Line Item Information
For each billable operation, the line item columns in the billing report provide important information on the type of usage, where it took place, when it took place, the resources consumed and the applicable rates, such as:
- UsageAccountId: The ID of the account. Note that if you have consolidated accounts, the bill itself is issued under the UserAcountID of the Master account, but sub-line items will then identify the individual accounts under which the usage actually took place.
- UsageStartDate: The date when the usage for this line item started.
- UsageEndDate: The date when the usage for this line item ended.
- Usage Type: The type of usage covered by this line item, such as On-Demand, Spot (an instance whose price is determined by bidding for unused server capacity), Reserved, an RDS node, etc.
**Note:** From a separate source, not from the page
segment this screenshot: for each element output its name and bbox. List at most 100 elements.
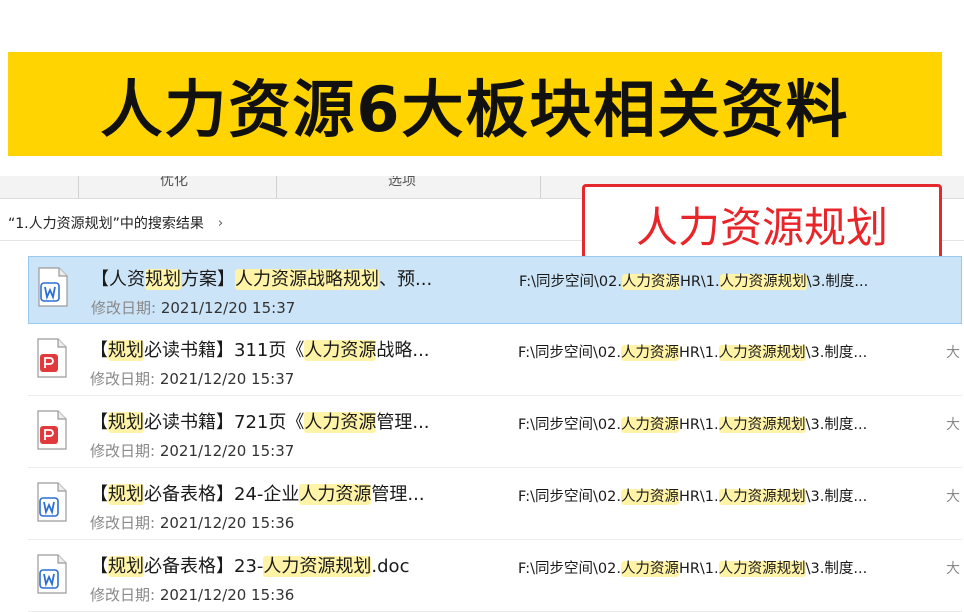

Note: If you paid for a Reserved Instance, this column has one line that shows the monthly committed cost, and multiple lines that show a charge of 0.
- Availability Zone: The Availability Zone in which the AWS operation was carried out. As noted above, pricing for the same service will vary among Availability Zone regions.
- Usage Amount: The actual usage of non-reserved (i.e., On-Demand) resources incurred by the operation. As described above, the unit of usage (hours, GBs, number of requests, etc.) is service-specific.
- Blended Rate/Cost: In consolidated billing, the blended rate is the averaged rate and calculated cost of all of the Reserved Instances and On-Demand Instances used by the member accounts as calculated at the master account level. Those rates and charges are then allocated back to the member accounts in proportion to the member account’s usage.
For each billable operation, the billing report provides detailed pricing information. This information includes:
- PublicOnDemandCost/Rate: These two fields together show the total cost for the operation in question, based on public on-demand rates.
- PurchaseOption: How you have chosen to pay for this operation, with the valid options being All Upfront, Partial Upfront, or No Upfront.
- RateType: The type of rate that applies to this line item, such as Fixed.
- Rate Unit: The unit used to calculate the usage cost, e.g., hours, GBs, number of requests, etc.
- Term: Whether the usage is On-Demand or Reserved.
These line item fields provide important information on Reserved Instances:
- AvailabilityZone: The Availability Zone of the reserved resource.
- NumberOfReservations: The number of Reserved Instances covered by the subscription.
- UnitsPerReservation: The number of usage units reserved by a single reservation in a given subscription, e.g., how many hours a single AWS EC2 RI has reserved.
- TotalReservedUnits: The total number of hours across all RIs in this subscription, i.e., the NumberOfReservations multipled by the UnitsPerReservation.
In addition to understanding AWS Storage Costs and Usage Reports and detailed monthly invoices, AWS provides tools to help its customers track real-time usage (e.g., the dashboard) or view historical usage and predict usage requirements (e.g., the Cost Explorer).
You can also assign key-value cost allocation tags to group your AWS costs according to, for example, your organization’s cost centers or applications.
Cost allocation tags can be particularly helpful in identifying underutilized resources, such as unused Reserved Instances -- visibility that you can use to optimize your AWS services.